National police chief Gen. Priewpan Damapong said Wednesday that police arrested a 22-year-old man when they seized the pills at the house in Bangkok’s western outskirts.
He alleged that Sophon Sawaengsuk belonged to a trafficking network from the northern province of Chiang Rai although the suspect claimed to be only the caretaker of the house where the drugs were found.
The haul, with a street value of $350,000 (S$435,600) and believed to be one of the biggest on record in Thailand, has prompted fears of a surge in the amount of drugs pouring into the kingdom.
“They (the pills) were produced inside Myanmar by the Wa ethnic group,” Deputy Prime Minister Chalerm Yubamrung, in charge of a nationwide blitz on drugs, told reporters of Wednesday’s seizure.
The Wa live in an autonomous region in northern Shan state, bordering Thailand and Laos, and are believed to have a thousand-strong army that analysts say is sustained by drug money.

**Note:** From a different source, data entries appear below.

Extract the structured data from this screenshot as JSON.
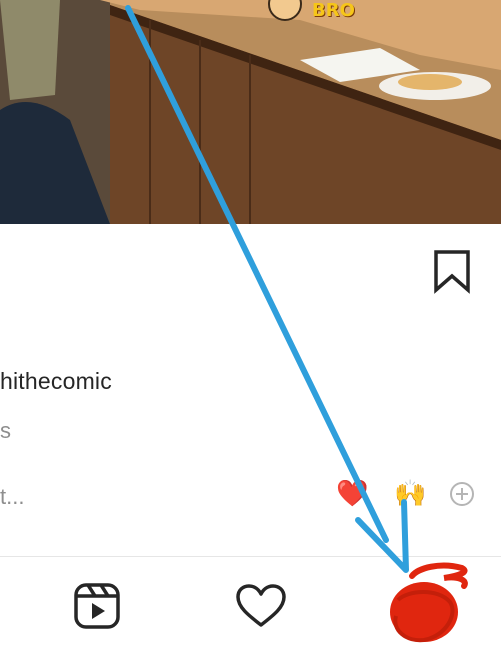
{
  "post": {
    "username_fragment": "hithecomic",
    "line2_fragment": "s",
    "line3_fragment": "t..."
  },
  "sticker_text": "BRO",
  "reactions": {
    "heart": "❤️",
    "praise": "🙌"
  },
  "nav": {
    "items": [
      "reels-icon",
      "activity-heart-icon",
      "profile-avatar"
    ]
  },
  "colors": {
    "annotation_arrow": "#2f9fdc",
    "scribble": "#e0260f"
  }
}
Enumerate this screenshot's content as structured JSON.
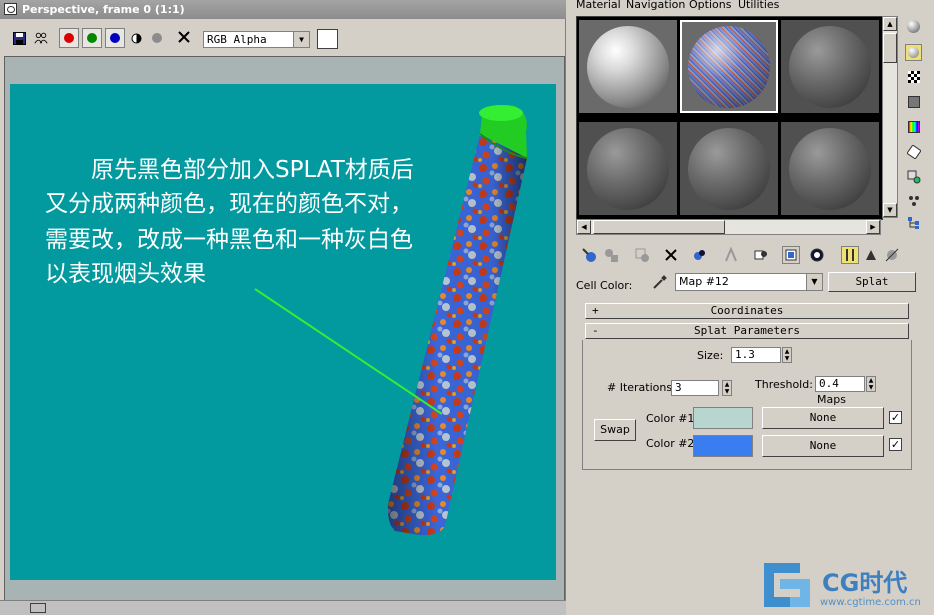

Notorious for their isolation and fierce tribal loyalty, drug barons in the area are believed to have turned from opium to amphetamine production over recent years.
Thai border troops have said 500 million amphetamine pills are waiting to be smuggled from Myanmar, Chalerm said, adding the government will boost patrols to contain the situation.
“We have to be straightforward otherwise we cannot solve the drugs problem… I will ask China to exert its influence on Myanmar,” he added.
The outspoken politician also blamed Taiwanese and Indian manufacturers for an influx of base chemicals used to make synthetic drugs and hit out at human rights groups who oppose his idea of swift execution for convicted drug traffickers.
Thailand’s Office of Narcotics Control Board (ONCB) says nearly 360,000 people were arrested on drugs charges over the last year, while 72.5 million amphetamine pills have been seized in that period.
Across the border Myanmar authorities have recently warned the country faces a deepening drug crisis after a surge in pill hauls in anti-drug operations.